While the pack is only available in tactical colors (coyote tan, wolf grey, black, multi cam black) , I find the multi cam black can pass for, must to the dismay of true fans of tactical gear, more of a fashion statement because of the pack’s overall styling. The Katara has a much softer outline. The low profile hypalon MOLLE and the low key Vangquest logo on the front helps as well. Both the front and side profile are much softer. The two external pockets has a wedge shaped side profile that make the pack more distinct and also giving it more capacity.
The use of 500D really make the pack softer and lighter. Note that high wearing areas are still made with 1000D. The inside are all done with 210D high visibility Vanquest orange that I personally really like. There are also several zippered translucent pockets in all of the compartments.
Design and Usage
The compartments in the Katara naturally falls into three categories. The main compartment is the largest one with a hydration or laptop pocket. I can fit my 13 inch MacBook Pro with touch bar and my 10.5 inch iPad Pro with a Smart Keyboard attached in there. Note that with a slim profile( 3.5 inch from my measurement although their spec says 4), these electronics will eat into the rest of the available space. This laptop pocket cover is tapered at the top so that you can get to whatever is inside from the sides when you use this pack as a sling. I am not sure this design is needed. If I have a small iPad or kindle in there I can get to it from the side. But with my MBP there is no other way to take it out other than from the top. The front of this pocket is looped covered which is great, but with that tapered top it drastically reduce the usable area for the looped back.

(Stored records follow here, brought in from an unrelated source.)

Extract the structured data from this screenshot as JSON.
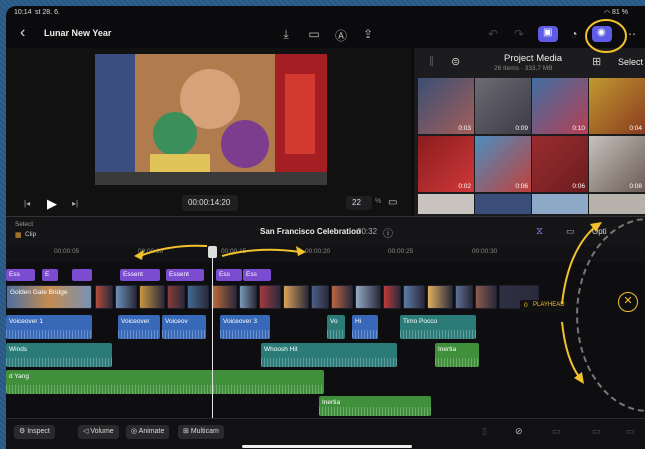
{
  "status": {
    "time": "10:14",
    "date": "st 28. 6.",
    "battery": "81 %"
  },
  "header": {
    "back_label": "‹",
    "title": "Lunar New Year"
  },
  "viewer": {
    "timecode": "00:00:14:20",
    "zoom": "22",
    "zoom_unit": "%"
  },
  "media": {
    "title": "Project Media",
    "subtitle": "26 Items · 333,7 MB",
    "select_label": "Select",
    "thumbs": [
      {
        "dur": "0:03",
        "c1": "#3a4f74",
        "c2": "#a35e5a"
      },
      {
        "dur": "0:09",
        "c1": "#6c6a73",
        "c2": "#3c3b45"
      },
      {
        "dur": "0:10",
        "c1": "#3f6fa3",
        "c2": "#b63f53"
      },
      {
        "dur": "0:04",
        "c1": "#c19931",
        "c2": "#8a3b1e"
      },
      {
        "dur": "0:02",
        "c1": "#8a1d1d",
        "c2": "#d0383b"
      },
      {
        "dur": "0:06",
        "c1": "#4b8ec0",
        "c2": "#c0403a"
      },
      {
        "dur": "0:06",
        "c1": "#9a2c30",
        "c2": "#6b1d1f"
      },
      {
        "dur": "0:08",
        "c1": "#c7c2bd",
        "c2": "#6a5b52"
      }
    ]
  },
  "timeline": {
    "select_label": "Select",
    "clip_label": "Clip",
    "project_name": "San Francisco Celebration",
    "duration": "00:32",
    "options_label": "Opti",
    "playhead_label": "PLAYHEAD",
    "playhead_value": "0",
    "ruler": [
      "00:00:05",
      "00:00:10",
      "00:00:15",
      "00:00:20",
      "00:00:25",
      "00:00:30"
    ],
    "titles": [
      "Ess",
      "E",
      "Essent",
      "Essent",
      "Ess",
      "Ess"
    ],
    "video_label": "Golden Gate Bridge",
    "voiceovers": [
      "Voiceover 1",
      "Voiceover",
      "Voiceov",
      "Voiceover 3",
      "Vo",
      "Hi",
      "Timo Pocco"
    ],
    "whoosh": "Whoosh Hit",
    "winds": "Winds",
    "inertia1": "Inertia",
    "yang": "d Yang",
    "inertia2": "Inertia"
  },
  "bottom": {
    "inspect": "Inspect",
    "volume": "Volume",
    "animate": "Animate",
    "multicam": "Multicam"
  },
  "colors": {
    "accent": "#5e5ce6",
    "annotation": "#f2c12e",
    "title_clip": "#7b4bd0",
    "voiceover": "#3869b8"
  }
}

The top of the main compartment, on the front side, has a full wide zippered pocket that is just over 4 inch tall I find I can get to this pocket by zipping open just the top of the pack. The zipper stopping webbing on both sides help with keeping the rest of the pack close. For a EDC pack, it is all about quick access to many items and I find this design very smart.
There front of the main compartment also has a three way opennng pocket. Again this is designed for side access. In this case it works well and let me keep some items separately from the main content and get to them quickly. If you do not want to use this pocket, you can also unzip it completely and roll it down to the bottom, giving you a simpler main compartment.

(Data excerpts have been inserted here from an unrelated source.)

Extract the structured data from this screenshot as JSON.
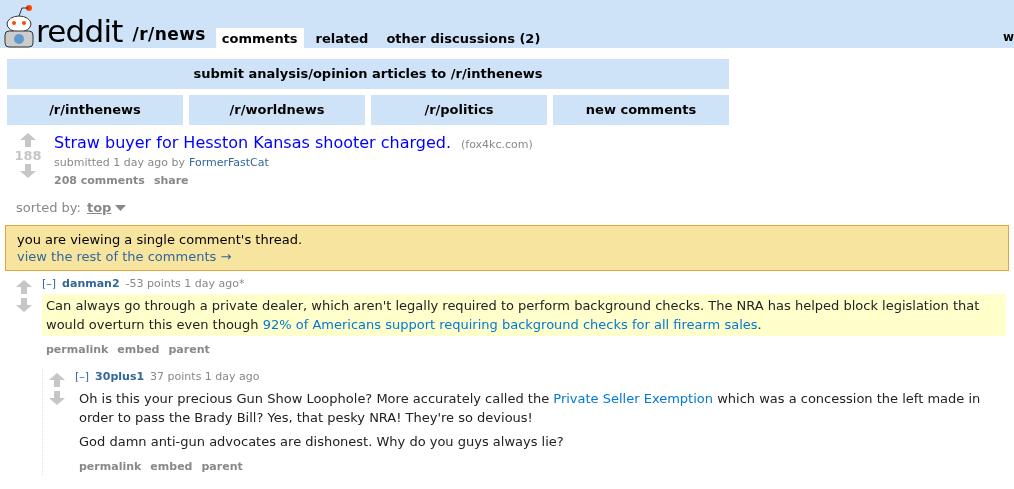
{
  "header": {
    "logo": "reddit",
    "subreddit": "/r/news",
    "tabs": [
      {
        "label": "comments",
        "selected": true
      },
      {
        "label": "related",
        "selected": false
      },
      {
        "label": "other discussions (2)",
        "selected": false
      }
    ],
    "user_cut": "w"
  },
  "submit_bar": "submit analysis/opinion articles to /r/inthenews",
  "nav_buttons": [
    "/r/inthenews",
    "/r/worldnews",
    "/r/politics",
    "new comments"
  ],
  "post": {
    "score": "188",
    "title": "Straw buyer for Hesston Kansas shooter charged.",
    "domain": "(fox4kc.com)",
    "submitted": "submitted 1 day ago by",
    "author": "FormerFastCat",
    "actions": [
      "208 comments",
      "share"
    ]
  },
  "sort": {
    "label": "sorted by:",
    "value": "top"
  },
  "notice": {
    "text": "you are viewing a single comment's thread.",
    "link": "view the rest of the comments →"
  },
  "comments": [
    {
      "toggle": "[–]",
      "author": "danman2",
      "meta": "-53 points 1 day ago*",
      "highlighted": true,
      "paragraphs": [
        [
          {
            "text": "Can always go through a private dealer, which aren't legally required to perform background checks. The NRA has helped block legislation that would overturn this even though ",
            "link": false
          },
          {
            "text": "92% of Americans support requiring background checks for all firearm sales",
            "link": true
          },
          {
            "text": ".",
            "link": false
          }
        ]
      ],
      "actions": [
        "permalink",
        "embed",
        "parent"
      ],
      "children": [
        {
          "toggle": "[–]",
          "author": "30plus1",
          "meta": "37 points 1 day ago",
          "highlighted": false,
          "paragraphs": [
            [
              {
                "text": "Oh is this your precious Gun Show Loophole? More accurately called the ",
                "link": false
              },
              {
                "text": "Private Seller Exemption",
                "link": true
              },
              {
                "text": " which was a concession the left made in order to pass the Brady Bill? Yes, that pesky NRA! They're so devious!",
                "link": false
              }
            ],
            [
              {
                "text": "God damn anti-gun advocates are dishonest. Why do you guys always lie?",
                "link": false
              }
            ]
          ],
          "actions": [
            "permalink",
            "embed",
            "parent"
          ]
        }
      ]
    }
  ]
}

But there is more! The sides of the main compartment both have a pocket and webbing at the top. If you have narrow longer items, you can put them in there. Flash lights and tools perhaps?
Let’s take a break. As you can see at this point — this pack in typical vanquest fashion, has (too many) many organization features. This is a good thing because while you cannot use all the organization at the same time, you can fit the pack to your particular usage. This is a signature design of Vanquest and I am a huge fan of that.
The two front compartments both have an interesting side profile. The bottom one is deeper at the top, and the top one is deeper at the bottom. Both compartments have open pockets in the back and a zipped pocket in the front. The top compartment’s open pocket also have one row of elastic webbing. I find that with these two compartments, I can sort out my EDC items between them. I put the most frequently accessed items in the top compartment, and secondary items at the bottom compartment. The Katara design is not perfect, I wish there is a pen slot somewhere. I ended up just slotting my pens behind the elastic webbing. I also wish there is a fleece lined eye glasses/phone pocket.
The outside of the top front compartment is completely covered with loop materials so that you can decorate your pack with a lot of patches. The vanquest logo is sewn on discretely. The only problem I have with the loop front is, because of the shape of front and the lighter backing material, it is slightly difficult to make the patch stands out.
The Back and straps
The back panel is very well padded. The last quarter of the back padding is extra thick. This helps this small pad rest on the lower back. The design of the convertible straps to switch from backpack mode to sling mode is very well designed. The pack comes with stowaway waist straps. I don’t think anyone would use the waist straps with such a small pack. At least the straps are small and easily put away.
The shoulder straps have a lot of design feature. The straps are well padded and S shaped. There is a one inch webbing sawn on top, segmented for easy lashing There is a detachable chest strap. The straps can be opened near the bottom, and the buckle is covered by a elastic loop for security.
There is a padded top carry handle on the pack. The padding is great, but there is a small seam that runs along the center underneath. The padding is nicer than the padding on the same handle on the Javalin 3.0.
This is a very well designed small everyday carry pack. It is a good balance of organization feature and weight. Think of this as the other extreme from a Goruck Echo. While I like the sleek look of the Goruck, I always think for smaller packs, well design built in organization is important. For that I really like the Vanquest Katara 16.